Por lo demás, no les quedaba tiempo para preocuparse del cuerpo caído. Los infantes del Coronel Gastó habían entrado en acción y se introducían a la plaza disparando nutridamente. La única esperanza de salvación que les quedaba a los sobrevivientes estaba en el pórtico de piedra del cuartel, y a su amparo se acogieron con toda rapidez.
Se distribuían en el pequeño espacio, parapetando a las mujeres tras las jambas del pórtico, cuando el techo crujió estrepitosamente y concluyó por hundirse, con pavoroso estruendo y un chisperío infernal.
El Coronel Gastó había hecho acudir a su presencia a Ambrosio Salazar y lo recriminaba con rudeza por el incendio provocado por sus indios. Además, estaba exasperado por las diez horas que duraba ya el combate. Por fin, aceptó dar termino inmediato al combate y le dió permiso a Ambrosio Salazar a lanzar a sus indios contra los escasos soldados chilenos.
Los soldados de Chacabuco que aún sobrevivían estaban agrupados tras el marco de piedra del portón. Detrás de ellos continuaba el incendio, pero muchas de las vigas del techo no se habían quebrado y, caídas de un extremo, formaban pasillos entre las llamas. Pero el calor era insoportable.
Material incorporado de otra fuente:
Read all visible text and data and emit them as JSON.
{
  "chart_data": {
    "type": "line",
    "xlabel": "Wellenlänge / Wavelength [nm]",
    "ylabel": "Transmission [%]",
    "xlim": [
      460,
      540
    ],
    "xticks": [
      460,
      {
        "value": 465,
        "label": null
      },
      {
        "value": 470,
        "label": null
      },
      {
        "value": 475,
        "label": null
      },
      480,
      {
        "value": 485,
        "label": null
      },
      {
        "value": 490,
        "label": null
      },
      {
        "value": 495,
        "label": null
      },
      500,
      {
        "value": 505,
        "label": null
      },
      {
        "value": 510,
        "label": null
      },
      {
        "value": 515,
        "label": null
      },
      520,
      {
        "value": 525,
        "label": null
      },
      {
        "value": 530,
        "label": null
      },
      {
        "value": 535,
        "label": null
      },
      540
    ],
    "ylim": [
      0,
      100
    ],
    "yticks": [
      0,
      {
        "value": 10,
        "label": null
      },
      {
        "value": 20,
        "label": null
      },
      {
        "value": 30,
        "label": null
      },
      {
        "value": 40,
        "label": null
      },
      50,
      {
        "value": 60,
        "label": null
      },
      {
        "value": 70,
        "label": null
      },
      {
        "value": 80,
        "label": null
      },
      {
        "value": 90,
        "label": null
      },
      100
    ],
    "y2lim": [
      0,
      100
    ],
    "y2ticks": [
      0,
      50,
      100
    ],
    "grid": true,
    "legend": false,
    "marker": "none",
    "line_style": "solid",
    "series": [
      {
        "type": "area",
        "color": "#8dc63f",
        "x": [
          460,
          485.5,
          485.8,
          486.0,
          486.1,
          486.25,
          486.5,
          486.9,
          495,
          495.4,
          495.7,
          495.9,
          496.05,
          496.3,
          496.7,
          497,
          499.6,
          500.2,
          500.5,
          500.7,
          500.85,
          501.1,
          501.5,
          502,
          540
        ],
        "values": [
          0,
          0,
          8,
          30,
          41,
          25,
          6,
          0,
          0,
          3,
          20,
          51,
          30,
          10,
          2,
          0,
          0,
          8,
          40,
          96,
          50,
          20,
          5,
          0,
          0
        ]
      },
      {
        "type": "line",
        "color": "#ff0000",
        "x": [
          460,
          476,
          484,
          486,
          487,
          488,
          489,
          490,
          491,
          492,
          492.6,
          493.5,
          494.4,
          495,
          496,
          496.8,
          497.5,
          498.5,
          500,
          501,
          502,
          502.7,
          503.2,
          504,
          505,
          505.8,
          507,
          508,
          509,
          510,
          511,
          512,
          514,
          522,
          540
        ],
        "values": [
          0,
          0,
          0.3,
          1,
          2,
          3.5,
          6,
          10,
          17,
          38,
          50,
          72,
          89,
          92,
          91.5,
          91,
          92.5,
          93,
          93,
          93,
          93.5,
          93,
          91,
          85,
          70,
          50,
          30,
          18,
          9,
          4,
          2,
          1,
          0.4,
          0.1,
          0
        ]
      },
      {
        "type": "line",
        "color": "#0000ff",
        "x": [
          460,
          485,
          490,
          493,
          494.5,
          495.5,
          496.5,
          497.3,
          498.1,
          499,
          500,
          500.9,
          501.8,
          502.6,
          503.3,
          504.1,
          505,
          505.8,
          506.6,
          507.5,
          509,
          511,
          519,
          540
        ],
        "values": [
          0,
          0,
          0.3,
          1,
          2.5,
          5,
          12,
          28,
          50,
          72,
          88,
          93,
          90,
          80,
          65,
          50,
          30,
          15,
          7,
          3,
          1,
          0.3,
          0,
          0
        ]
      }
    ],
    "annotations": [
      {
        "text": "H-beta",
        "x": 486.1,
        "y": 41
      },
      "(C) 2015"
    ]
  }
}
Pérez Canto se alzó un poco del lugar en que estaba acuclillado y preguntó a Martínez cuántos quedaban. Este no le respondió, eso ya no tenía importancia. Restarían diez o doce, no más.
En aquel momento Carmen Quinteros surgió agachada, por uno de los pasillos que formaban las vigas a medio caer y se acercó al Subteniente con aire perplejo. Le advirtió que alguien estaba golpeando contra la muralla del costado.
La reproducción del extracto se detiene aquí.